News

Gold loses its shine

Wednesday 17th of April 2013

Gold had its biggest one-day price drop since 1982 overnight on Monday, dropping 9% to US$1361.10 an ounce. That is the lowest trading price since February 2011.

Norman Stacey, of Diversified investments, said the drop was not unexpected but the extent of it had shocked some people.

He recently stopped advising investors to purchase gold. “The reasons for gold to be appreciating have passed.”

Gold is an investment people turn to during times of financial crisis or strong inflation. Stacey said serious inflation was still a way off yet and global conditions had calmed somewhat\

But Charles Drace, of Charles Drace Investment Consultancy, said people should not read too much into the decline.

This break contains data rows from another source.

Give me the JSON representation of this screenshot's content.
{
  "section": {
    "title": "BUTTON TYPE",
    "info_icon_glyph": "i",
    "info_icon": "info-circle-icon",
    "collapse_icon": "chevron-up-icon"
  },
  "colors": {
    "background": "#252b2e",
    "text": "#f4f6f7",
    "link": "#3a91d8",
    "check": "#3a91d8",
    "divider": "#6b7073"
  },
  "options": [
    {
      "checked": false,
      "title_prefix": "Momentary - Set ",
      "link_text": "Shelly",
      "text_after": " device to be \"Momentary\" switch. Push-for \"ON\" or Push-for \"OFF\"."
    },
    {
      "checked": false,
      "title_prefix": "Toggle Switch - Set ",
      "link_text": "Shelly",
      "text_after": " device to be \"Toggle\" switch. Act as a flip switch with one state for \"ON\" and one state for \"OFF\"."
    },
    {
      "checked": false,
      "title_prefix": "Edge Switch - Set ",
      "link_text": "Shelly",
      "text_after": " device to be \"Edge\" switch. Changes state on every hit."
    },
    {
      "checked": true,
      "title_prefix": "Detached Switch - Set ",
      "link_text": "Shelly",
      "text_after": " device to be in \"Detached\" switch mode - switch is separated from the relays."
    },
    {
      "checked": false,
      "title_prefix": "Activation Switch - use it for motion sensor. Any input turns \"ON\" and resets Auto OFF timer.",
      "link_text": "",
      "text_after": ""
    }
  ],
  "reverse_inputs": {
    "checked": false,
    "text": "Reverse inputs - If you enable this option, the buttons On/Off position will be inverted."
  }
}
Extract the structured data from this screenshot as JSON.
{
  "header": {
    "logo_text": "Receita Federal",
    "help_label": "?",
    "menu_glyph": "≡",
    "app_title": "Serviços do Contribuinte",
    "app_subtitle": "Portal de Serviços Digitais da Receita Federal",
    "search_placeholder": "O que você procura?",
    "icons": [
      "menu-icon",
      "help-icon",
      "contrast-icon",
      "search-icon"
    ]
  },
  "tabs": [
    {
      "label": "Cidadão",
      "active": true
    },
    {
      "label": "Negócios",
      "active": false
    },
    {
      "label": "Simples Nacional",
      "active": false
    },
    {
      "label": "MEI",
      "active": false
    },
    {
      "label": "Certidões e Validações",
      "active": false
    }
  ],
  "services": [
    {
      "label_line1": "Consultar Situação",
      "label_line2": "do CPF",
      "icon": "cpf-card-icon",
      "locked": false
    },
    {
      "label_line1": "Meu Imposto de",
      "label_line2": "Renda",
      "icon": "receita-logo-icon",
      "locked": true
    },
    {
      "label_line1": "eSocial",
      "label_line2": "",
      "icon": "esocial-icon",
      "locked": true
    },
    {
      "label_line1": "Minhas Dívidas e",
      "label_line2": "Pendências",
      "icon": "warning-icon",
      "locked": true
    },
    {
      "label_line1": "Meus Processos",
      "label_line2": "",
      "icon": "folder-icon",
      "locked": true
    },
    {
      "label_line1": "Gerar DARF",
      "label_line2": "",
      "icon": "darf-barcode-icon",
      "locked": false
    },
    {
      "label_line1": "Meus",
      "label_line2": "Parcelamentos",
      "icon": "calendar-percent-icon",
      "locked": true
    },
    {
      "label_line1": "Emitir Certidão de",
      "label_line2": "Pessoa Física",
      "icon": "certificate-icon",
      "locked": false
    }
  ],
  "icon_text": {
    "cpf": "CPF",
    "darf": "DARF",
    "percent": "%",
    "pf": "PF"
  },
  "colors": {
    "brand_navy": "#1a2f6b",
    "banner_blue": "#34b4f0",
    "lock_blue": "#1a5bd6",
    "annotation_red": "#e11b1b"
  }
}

His firm had held on to bullion but also taken short positions in the market. “We had them in place before the big drop because we wanted to cover both ways.”

Drace said it was likely that increased demand due to the cheaper price would push the price back up. Investors were still seeking safety and quantitative easing by governments prompted people to look for inflation-proof investments, he said.  “We view this as just another correction to pull gold prices back to a reasonable range, before they start growing again.”

Pathfinder has an allocation of 4% to gold in its commodity fund. Spokesman Paul Browney said there were rumours large sell orders, worth up to US$15 billion in one hit, had been placed on the New York exchange yesterday. "Once the selling starts people have to cut positions to preserve their equity."

He said a catalyst may have been the headlines out of China showing lower growth than expected. "But other figures there are quite positive."

Browney said it was likely gold prices would soon find their base. “The first wave of selling will have shaken out those who needed to be shaken.”

Prices bounced slightly last evening in Asian trading. "Although they are still pretty low."

Capital Economics, in Britain, issued a statement saying  the trigger for the slump in the gold price was aggressive selling by speculative traders, rather than any change in the fundamental drivers.

“Gold has also been caught up in the broad-based weakness in commodity markets, including oil and industrial metals, due to softer US and Chinese data. Once trading calms down, we expect gold to stage at least a partial recovery.

Stacey said gold was still lucrative to produce and miners would not be going out of business any time soon. “There would be very few producers that have production costs near the current spot price of bullion.”